Sullivan spent 14 months on police bail before being told that the charges were dropped: "The CPS said well, we haven’t had a file. After 14 months they didn’t even have a file on me."

So far at least 59 journalists have been arrested as a result of police investigations into phone and computer hacking and payments which are expected to have a combined cost of £40m.

The extent to which police arrests of journalists in dawn raids have been largely fishing expeditions appears to be proven by the fact that 11 journalists, so far, have been cleared – in many cases after lengthy periods on police bail.

We will only really know whether this huge police investigation can be justified when the trials start later this year and the public interest defences of journalists are aired.

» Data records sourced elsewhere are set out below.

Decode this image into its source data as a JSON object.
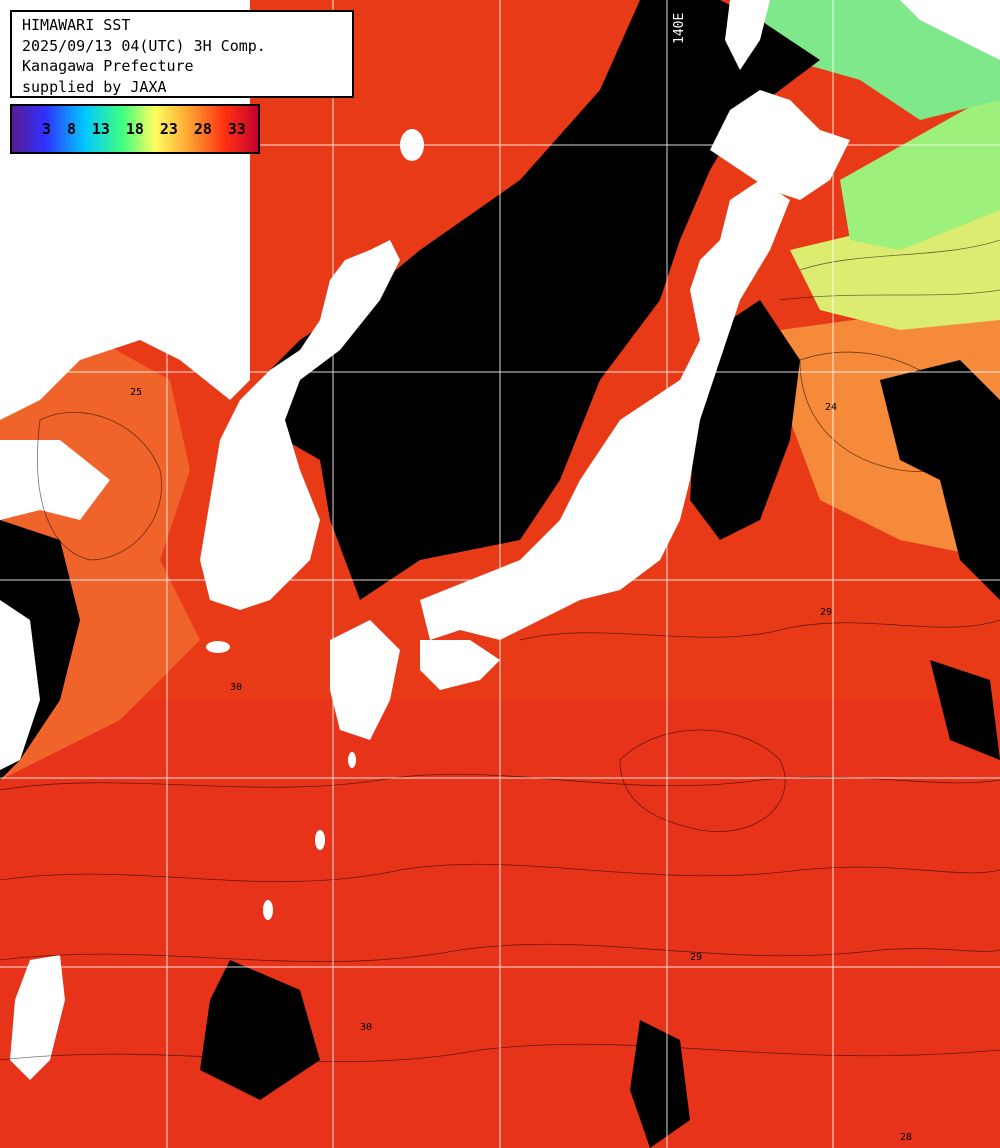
{
  "title_block": {
    "line1": "HIMAWARI SST",
    "line2": "2025/09/13 04(UTC) 3H Comp.",
    "line3": "Kanagawa Prefecture",
    "line4": "supplied by JAXA"
  },
  "legend": {
    "ticks": [
      "3",
      "8",
      "13",
      "18",
      "23",
      "28",
      "33"
    ],
    "colors": [
      "#5a1a8a",
      "#3030ff",
      "#00c8ff",
      "#40ff80",
      "#ffff60",
      "#ffa030",
      "#ff3010",
      "#c00030"
    ]
  },
  "grid_labels": {
    "lon_140": "140E"
  },
  "contour_values": [
    "25",
    "24",
    "29",
    "30",
    "29",
    "30",
    "28"
  ],
  "colors": {
    "land": "#ffffff",
    "no_data": "#000000",
    "sst_warm": "#ee3514",
    "sst_mid": "#f26a2a",
    "sst_cool": "#f6a35a",
    "sst_cold": "#a8f07a",
    "grid": "#ffffff"
  }
}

But in the meantime one has to wonder whether the punishments already meted out to arrested Sun journalists aren’t already heavier than their alleged crimes. That toll is eloquently spelled out in the letter read out by Deirdre Sanders from the wife of a Sun staffer to Rupert Murdoch.

One Sun staffer told Hume that arrests have also badly damaged UK tabloid journalism:

“It will never be the same again. The rumbustiousness, the publish-and-be-damned mentality, which was a great British thing, has gone now. That is a terrible shame, and Britain is a less free country for it."